Vaste fresque composée de dix courts romans (1300p. au total), la chronique des Pasquier (1933-1945) est le grand oeuvre de l'écrivain Georges Duhamel, rare exemple d'une personne ayant été secrétaire perpétuel de l'Académie française et président de l'Académie de médecine.
Fortement autobiographique, l'ouvrage nous dépeint la montée en puissance de la famille Pasquier de 1890 à 1925 environ.
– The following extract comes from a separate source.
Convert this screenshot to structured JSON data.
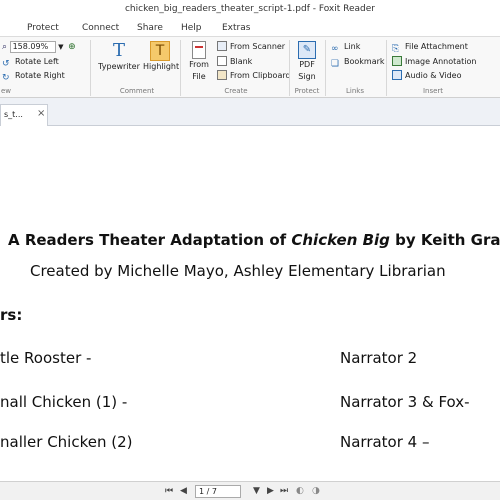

Il y a d'abord le père, Raymond, inoubliable figure de Don Juan et d'aspirant à la richesse et au savoir (il se fera tardivement médecin, se voudra écrivain, caressera l'idée de moter des affaires) et la mère courage, qui oublie les maîtresses de son mari pour se consacrer à ses cinq enfants. L'aîné, le personnage le plus réussi de la saga, je trouve, est Joseph, financier, brasseur d'affaires, homme de mots et de culots. Viennent ensuite le terne Ferdinand, fonctionnaire hypocondriaque et Laurent, médecin biologiste et alter ego de l'auteur. Concluent la progéniture l'éthérée pianiste Cécile et l'actrice Suzanne.
Les quatre premiers volumes de la chronique sont de loin les meilleurs car ils prennent nos Pasquier en leur enfance, au moment où les parents attendent l'héritage d'Amérique qui doit leur faire grimper l'ascenseur social, au moment où les enfants choisissent leur voie. On est ici dans le meilleur du roman bourgeois classique : habile composition, art du portrait, précieux arrière-plan sociologique, vivacité de la narration et sens de la formule. Puis l'on ressent que Duhamel ne sait trop que faire de ces personnages. Chacun des romans suivants ne traite plus tant des Pasquier que d'un moment de chacun d'entre eux : Laurent quitte le monde pour une imprimerie-phalanstère (Le désert de Bièvres, t.5), Laurent assiste impuissant à la rivalité entre ses deux maîtres spirituels (Les maîtres, t.6), Cécile fait face à une crise de couple (Cécile parmi nous, t.7), Laurent ne parvient pas à se séperer d'un préparateur de laboratoire incompétent (Le combat contre les ombres, t.8), Suzanne n'obtient pas le rôle de Cordélia (Suzanne et les jeunes hommes, t.9, de loin le moins palpitant de la série), Joseph se fait pour la première fois rouler (La passion de Joseph Pasquier, t.10, excellent).
Certes, la plume alerte de Duhamel, son sens de la formule et du portrait et ses parti-pris narratifs (changer de narrateur, passer à une narration épistolaire) ménagent l'intérêt et de beaux moments apparaissent ici ou là mais comme dilués, comme si le romancier n'avait pas su rassembler cette famille qui a explosé au fil des parcours des uns et des autres. Au final, une très agréable lecture.